28. Learned counsel for the Prosecution Ms. Onunga in her submissions urged that the deceased child was left under the care of the accused and therefore the accused assumed the role of a guardian. Counsel urged that the accused had a duty and responsibility to protect the deceased from both internal and external harm and also to protect the deceased from inflicting injury on herself. Counsel urged that PW6 testimony was that the deceased had suffered massive injuries whose features were suggestive of battery. Counsel finally urged that the accused first report to the police was that the deceased was suffering from diarrhoea.  However the post mortem established that the cause of death was due to blunt force trauma. Counsel urged that it was accused who inflicted the injuries and should be found guilty of the murder as charged.

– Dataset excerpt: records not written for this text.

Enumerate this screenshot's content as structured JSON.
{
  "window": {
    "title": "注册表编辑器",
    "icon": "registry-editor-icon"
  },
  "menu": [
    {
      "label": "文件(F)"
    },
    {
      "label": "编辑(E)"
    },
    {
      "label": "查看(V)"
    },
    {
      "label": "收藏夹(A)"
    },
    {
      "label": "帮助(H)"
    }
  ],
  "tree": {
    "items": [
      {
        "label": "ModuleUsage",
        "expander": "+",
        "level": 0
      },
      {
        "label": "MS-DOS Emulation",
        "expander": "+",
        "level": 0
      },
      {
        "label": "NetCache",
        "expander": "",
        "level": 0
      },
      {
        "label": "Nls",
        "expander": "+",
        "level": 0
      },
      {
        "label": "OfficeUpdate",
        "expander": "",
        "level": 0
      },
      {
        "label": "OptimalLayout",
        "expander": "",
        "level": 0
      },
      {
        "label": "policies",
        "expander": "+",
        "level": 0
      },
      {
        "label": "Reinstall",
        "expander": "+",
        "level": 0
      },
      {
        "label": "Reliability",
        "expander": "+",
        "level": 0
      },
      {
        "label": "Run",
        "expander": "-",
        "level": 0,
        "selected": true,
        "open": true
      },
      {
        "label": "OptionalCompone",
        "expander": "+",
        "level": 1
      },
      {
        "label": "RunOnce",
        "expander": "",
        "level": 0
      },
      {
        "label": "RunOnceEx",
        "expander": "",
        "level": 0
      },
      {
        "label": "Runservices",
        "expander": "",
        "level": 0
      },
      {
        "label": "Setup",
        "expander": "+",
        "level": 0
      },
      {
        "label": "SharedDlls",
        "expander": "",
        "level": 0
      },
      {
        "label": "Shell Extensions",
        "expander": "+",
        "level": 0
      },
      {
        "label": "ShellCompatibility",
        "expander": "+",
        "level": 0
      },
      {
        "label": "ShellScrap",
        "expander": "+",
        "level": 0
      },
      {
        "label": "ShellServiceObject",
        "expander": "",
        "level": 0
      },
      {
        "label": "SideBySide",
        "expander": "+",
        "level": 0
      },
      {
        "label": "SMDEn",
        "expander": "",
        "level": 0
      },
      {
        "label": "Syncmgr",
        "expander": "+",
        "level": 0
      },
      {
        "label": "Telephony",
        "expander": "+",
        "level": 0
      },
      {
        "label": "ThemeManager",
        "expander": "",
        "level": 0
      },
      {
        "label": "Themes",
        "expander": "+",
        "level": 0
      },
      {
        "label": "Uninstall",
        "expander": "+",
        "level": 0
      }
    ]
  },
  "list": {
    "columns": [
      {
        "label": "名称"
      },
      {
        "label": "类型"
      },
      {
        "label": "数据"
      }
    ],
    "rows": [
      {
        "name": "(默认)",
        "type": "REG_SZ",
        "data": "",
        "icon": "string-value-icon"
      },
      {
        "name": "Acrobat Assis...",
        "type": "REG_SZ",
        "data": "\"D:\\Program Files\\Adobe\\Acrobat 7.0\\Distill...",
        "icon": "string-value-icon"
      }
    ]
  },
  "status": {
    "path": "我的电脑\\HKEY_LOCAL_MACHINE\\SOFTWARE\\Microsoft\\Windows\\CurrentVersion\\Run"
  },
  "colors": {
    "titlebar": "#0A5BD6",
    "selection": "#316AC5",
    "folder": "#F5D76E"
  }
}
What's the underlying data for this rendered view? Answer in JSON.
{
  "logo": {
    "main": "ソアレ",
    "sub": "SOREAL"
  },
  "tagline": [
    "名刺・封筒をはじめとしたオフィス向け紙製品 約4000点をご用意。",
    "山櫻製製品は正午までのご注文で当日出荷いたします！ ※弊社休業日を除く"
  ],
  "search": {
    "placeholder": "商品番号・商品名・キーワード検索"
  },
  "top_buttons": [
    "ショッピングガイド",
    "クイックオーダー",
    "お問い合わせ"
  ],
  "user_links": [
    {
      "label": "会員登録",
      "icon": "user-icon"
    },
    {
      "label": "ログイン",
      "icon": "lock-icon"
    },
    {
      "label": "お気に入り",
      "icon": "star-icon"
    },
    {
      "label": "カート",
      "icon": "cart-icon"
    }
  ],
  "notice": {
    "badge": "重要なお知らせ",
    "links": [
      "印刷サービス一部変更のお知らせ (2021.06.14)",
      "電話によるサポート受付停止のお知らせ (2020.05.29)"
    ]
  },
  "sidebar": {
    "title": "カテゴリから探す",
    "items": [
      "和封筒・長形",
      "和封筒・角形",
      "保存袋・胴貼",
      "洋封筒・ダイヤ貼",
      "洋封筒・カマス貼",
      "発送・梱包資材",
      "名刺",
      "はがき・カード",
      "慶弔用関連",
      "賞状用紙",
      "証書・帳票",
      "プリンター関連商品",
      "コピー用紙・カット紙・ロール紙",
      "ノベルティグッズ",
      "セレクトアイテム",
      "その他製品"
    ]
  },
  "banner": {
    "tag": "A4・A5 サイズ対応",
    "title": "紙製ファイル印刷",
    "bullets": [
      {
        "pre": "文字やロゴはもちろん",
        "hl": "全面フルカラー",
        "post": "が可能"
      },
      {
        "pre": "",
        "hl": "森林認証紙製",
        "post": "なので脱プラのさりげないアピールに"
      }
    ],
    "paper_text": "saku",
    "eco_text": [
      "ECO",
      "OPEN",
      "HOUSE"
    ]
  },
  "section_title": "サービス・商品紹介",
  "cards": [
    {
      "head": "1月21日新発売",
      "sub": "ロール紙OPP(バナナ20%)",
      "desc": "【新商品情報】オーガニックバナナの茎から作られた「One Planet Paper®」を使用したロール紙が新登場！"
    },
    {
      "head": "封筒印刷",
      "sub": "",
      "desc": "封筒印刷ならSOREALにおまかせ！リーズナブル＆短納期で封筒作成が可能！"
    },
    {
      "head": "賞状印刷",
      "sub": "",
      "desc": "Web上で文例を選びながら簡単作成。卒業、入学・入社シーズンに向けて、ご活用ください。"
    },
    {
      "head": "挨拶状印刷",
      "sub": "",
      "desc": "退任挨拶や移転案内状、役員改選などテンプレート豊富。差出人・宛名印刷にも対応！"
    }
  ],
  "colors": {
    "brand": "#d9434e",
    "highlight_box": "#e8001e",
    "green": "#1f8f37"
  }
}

29. The defence counsel Ms. Ocholla in her submissions urged that the post mortem report was of great important to this case as it was the sole basis on which the police charged the accused with murder. Counsel urged that the question that ought to be answered is whether the alleged injuries were non- accidental to suggest child battery or they were accidental. Counsel urged that there was no direct evidence pointing to the accused as the person who murdered the deceased and that mere suspicion could not be a basis for conviction. Counsel urged that the prosecution had failed to prove that the alleged injuries could have been caused in the manner alleged by PW6 which was child battery and nothing more. Counsel urged that no weapon was recovered or identified in the accused house. Counsel further urged that no ill intentions were established between the accused and the deceased and as such no evidence was adduced to prove that the accused had malice aforethought.

30. Ms. Ocholla urged that P. Exhibit 1 documentation on the external appearance of the deceased was not detailed as requisite in terms of the site, shape, situation, pattern and age of the injuries alleged. Counsel finally urged that there were inconsistencies in the prosecution witnesses’ description of the injuries they all observed and the medical report adduced in court. This inconsistences, counsel urged were material and substantial hence fatal and raised doubts as to whether the findings of the doctor were on the right body that is that of the deceased herein.

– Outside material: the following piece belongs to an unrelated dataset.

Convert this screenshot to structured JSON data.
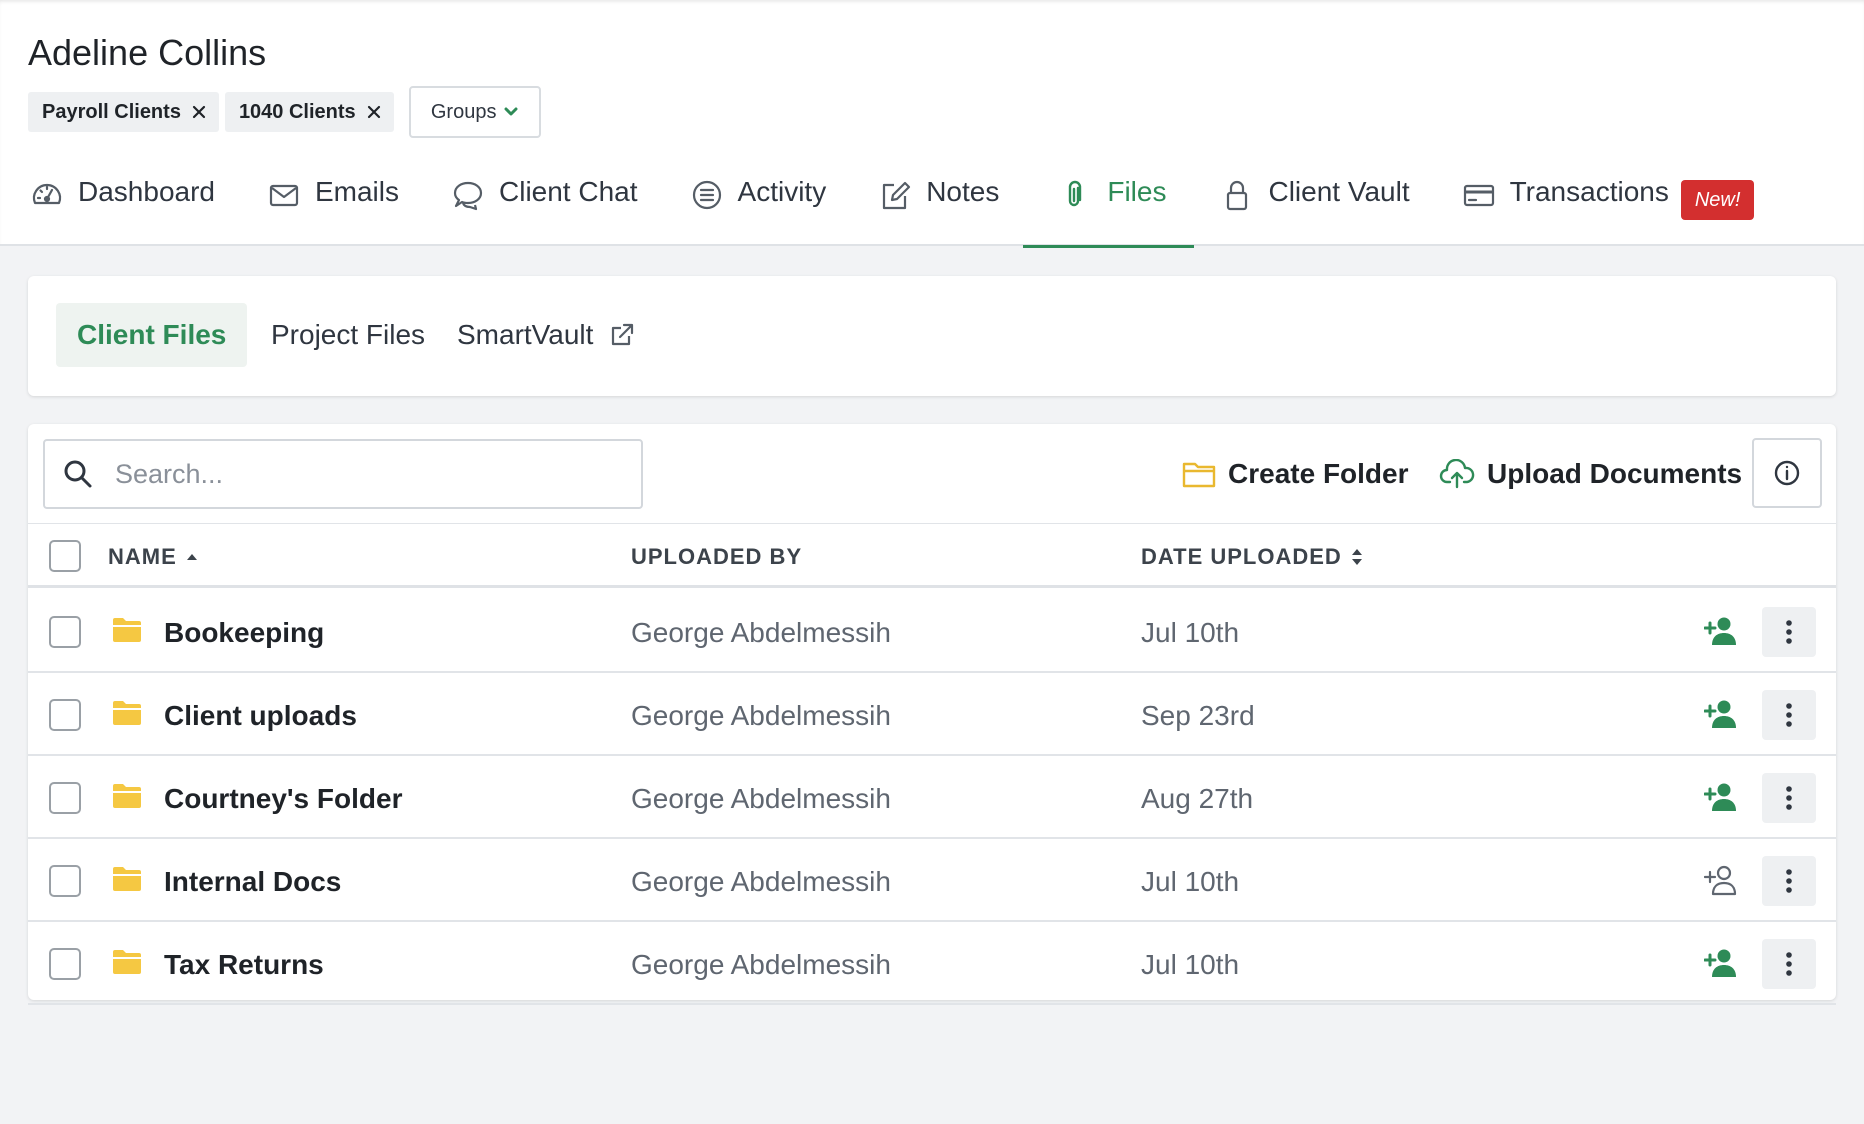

31. The accused person faces a charge of murder contrary to Section 203 of the Penal Code. This section creates the offence of murder and provides  as follows:

“Any person who of malice aforethought causes the death of another person by unlawful act or omission is guilty of murder”

32. Malice aforethought is an essential ingredient in the offence of murder. The circumstances that constitute malice aforethought are set out under section 206of the Penal Code as follows:

“Malice aforethought shall be deemed to be established by evidence proving any one or more of the following circumstances:

1. An intention to cause the death of or to do grievous harm to any person, whether that person is the person actually killed or not,

2. Knowledge that the act or omission causing death will probably cause the death of or grievous harm to some person, whether that person is the person actually killed or not, although such knowledge is accompanied by indifference whether death or grievous bodily harm is caused or not, or by a wish that it may not be caused;

3. An intent to commit a felony;

4. An intention by the act or omission to facilitate the flight or escape from custody of any person who has committed or attempted to commit a felony.”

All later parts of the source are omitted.